Accounts Receivable and Payable
Accounts receivable are the outstanding invoices that are being paid to you and accounts payable are the ones being paid by you. The longer your customers are taking to pay their accounts, the less funding you have available to pay yours. This means that you should keep on top of payment reminders, keep track of which clients are the best and worst at making timely payments.
The same goes for your accounts, if you are late paying your suppliers, then you are likely to rack up late fees that cut into your bottom line. You can also keep up on the terms of repayment and try to negotiate better prices.
Expenses and Supplies
Working capital has a lot to do with your expenses and supplies in that those are both costs that come from that fund. The more expenses you have on a monthly basis, the fewer supplies you can afford to purchase and vice versa. It is also a good idea to keep your eye out for ways to save on both fronts with one purchase. For instance, if you can switch to energy-saving equipment when you upgrade, then you can save on your electric bill in the long run.
Tax Opportunities and Credit Risks
Keeping your eye on the changing tax codes can really help you save money for other projects.

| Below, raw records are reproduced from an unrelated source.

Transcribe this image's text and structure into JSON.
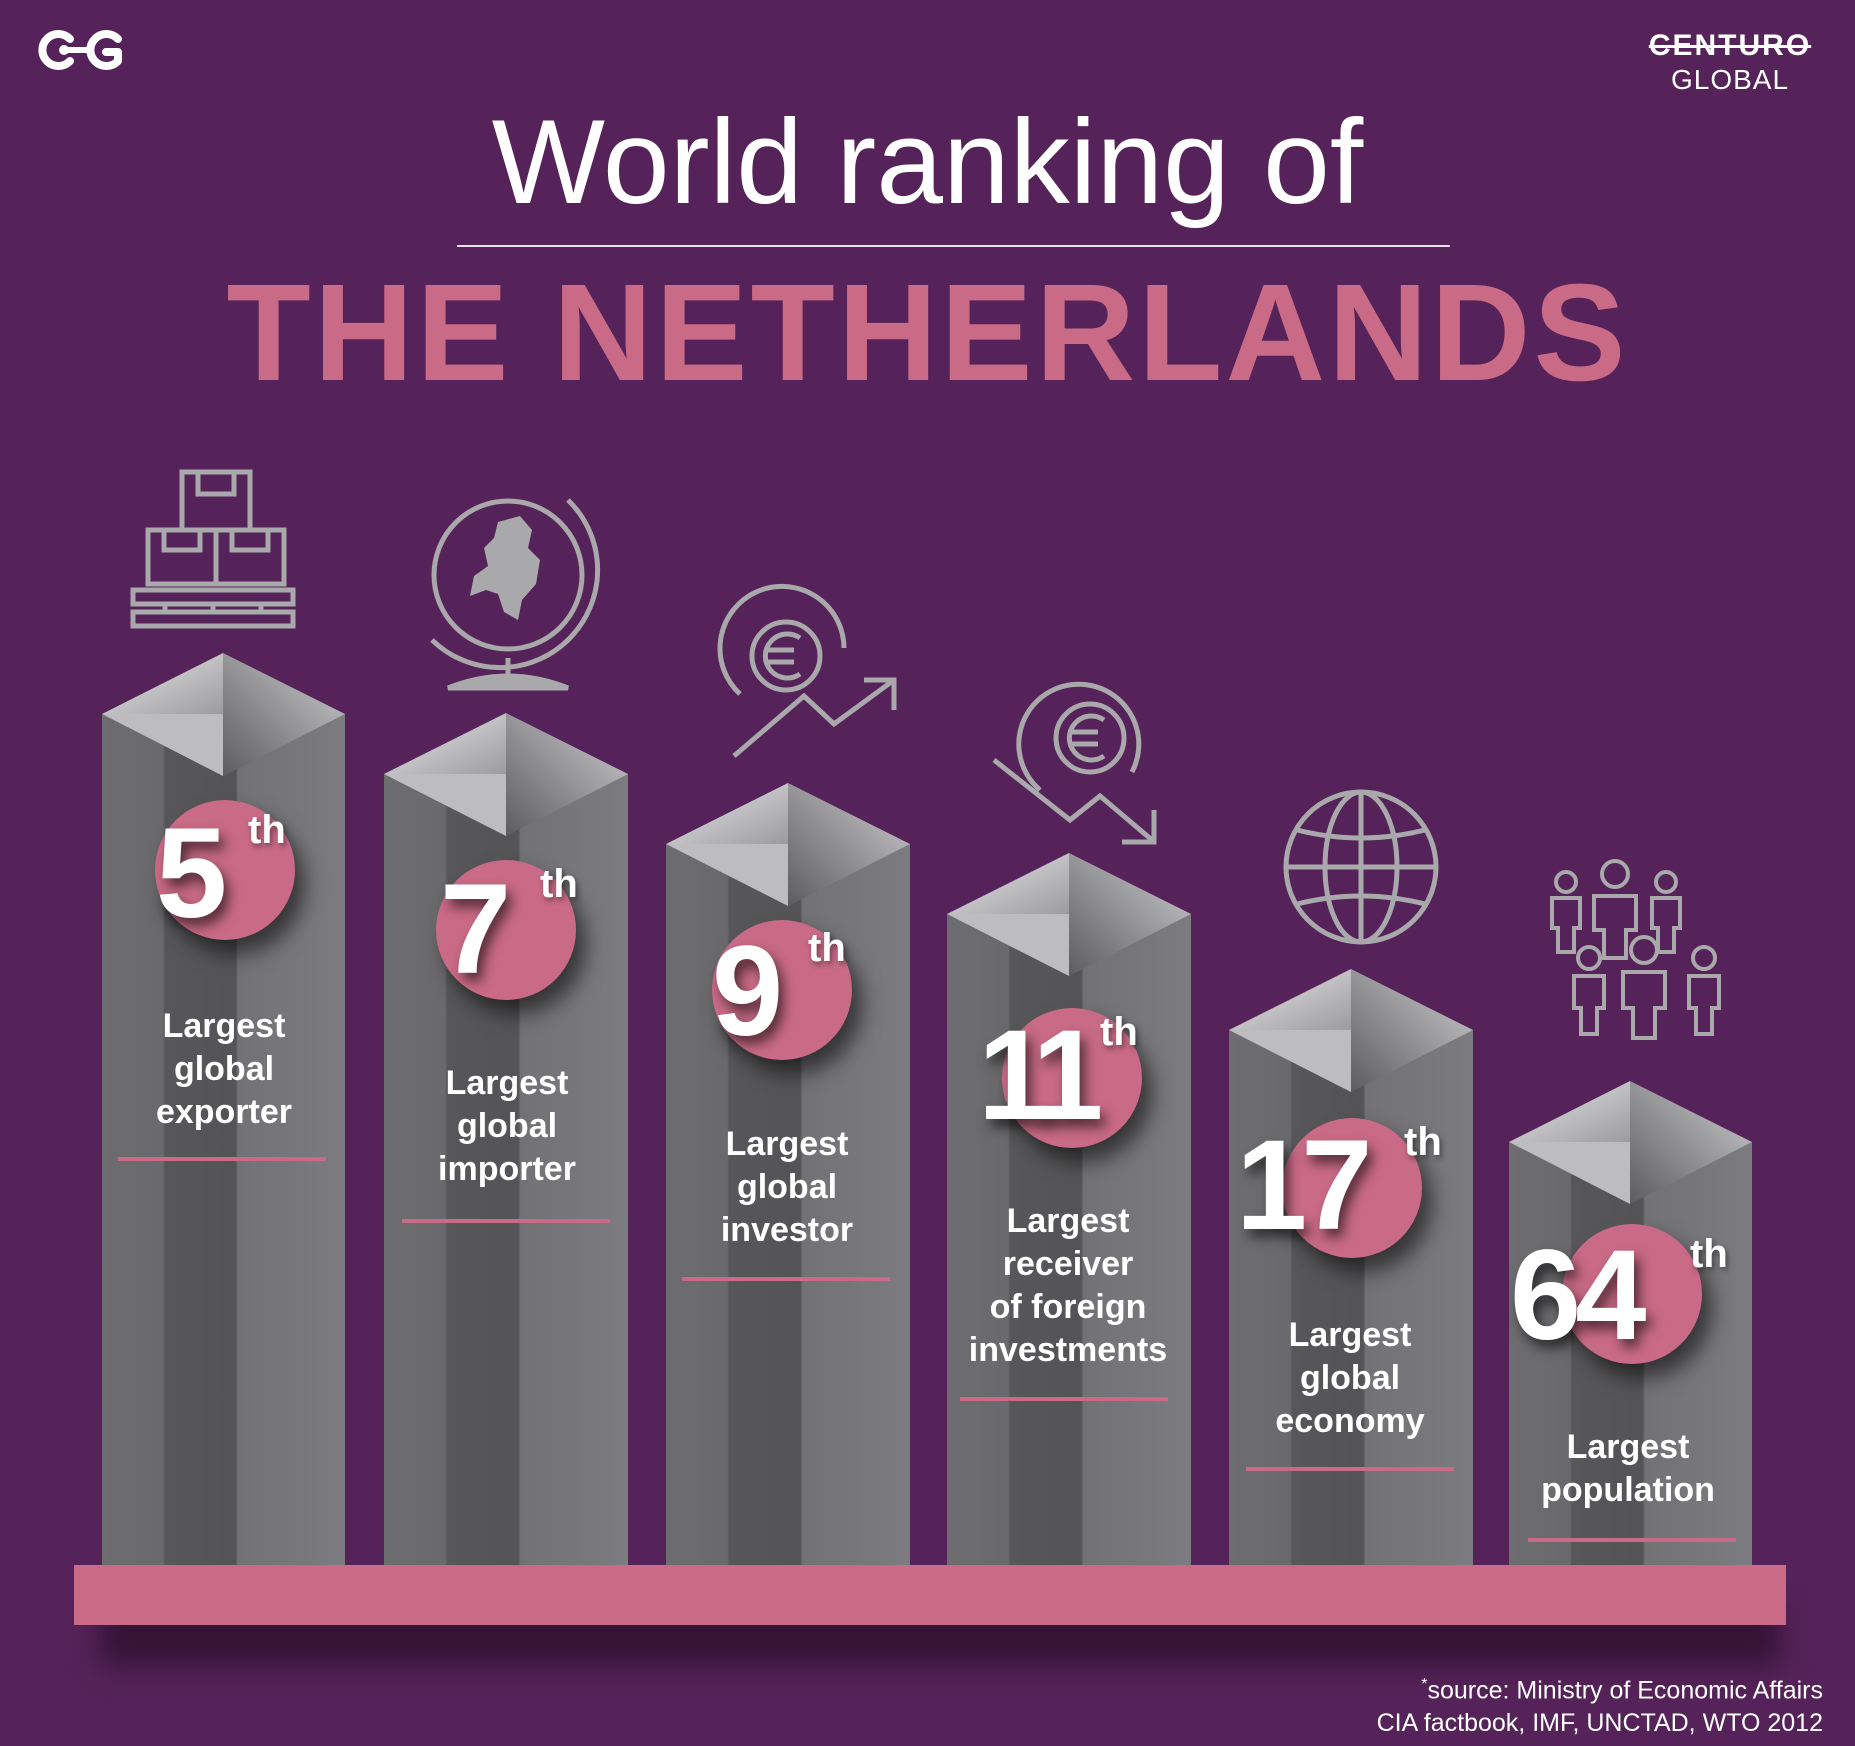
{
  "logos": {
    "left_mark": "CG",
    "right_brand": "CENTURO",
    "right_sub": "GLOBAL"
  },
  "title": {
    "line1": "World ranking of",
    "line2": "THE NETHERLANDS"
  },
  "rankings": [
    {
      "rank": "5",
      "suffix": "th",
      "label_lines": [
        "Largest",
        "global",
        "exporter"
      ],
      "icon": "stacked-boxes-pallet-icon"
    },
    {
      "rank": "7",
      "suffix": "th",
      "label_lines": [
        "Largest",
        "global",
        "importer"
      ],
      "icon": "globe-netherlands-map-icon"
    },
    {
      "rank": "9",
      "suffix": "th",
      "label_lines": [
        "Largest",
        "global",
        "investor"
      ],
      "icon": "euro-growth-arrow-up-icon"
    },
    {
      "rank": "11",
      "suffix": "th",
      "label_lines": [
        "Largest",
        "receiver",
        "of foreign",
        "investments"
      ],
      "icon": "euro-decline-arrow-down-icon"
    },
    {
      "rank": "17",
      "suffix": "th",
      "label_lines": [
        "Largest",
        "global",
        "economy"
      ],
      "icon": "globe-grid-icon"
    },
    {
      "rank": "64",
      "suffix": "th",
      "label_lines": [
        "Largest",
        "population"
      ],
      "icon": "people-group-icon"
    }
  ],
  "source": {
    "mark": "*",
    "line1": "source: Ministry of Economic Affairs",
    "line2": "CIA factbook, IMF, UNCTAD, WTO 2012"
  },
  "colors": {
    "background": "#552359",
    "accent_pink": "#c96a86",
    "pillar_grey": "#6e6e70",
    "icon_grey": "#a9a9ab",
    "text": "#ffffff"
  }
}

Maybe there is a new tax incentive or deduction that you can take advantage of this year or one you can work toward using next year.
You should also calculate the credit risks of your customers or distributors as well as the risks you take when applying for credit yourself. Both areas can land you in repayment troubles from different sides of extended credit.
Working capital is the funding you use daily to keep your company running. It is calculated by subtracting your current liabilities from your current assets and represents the funding you can quickly bring to fix a problem or start a new project. The closer you keep track of both your assets and liabilities, the healthier your capital will be.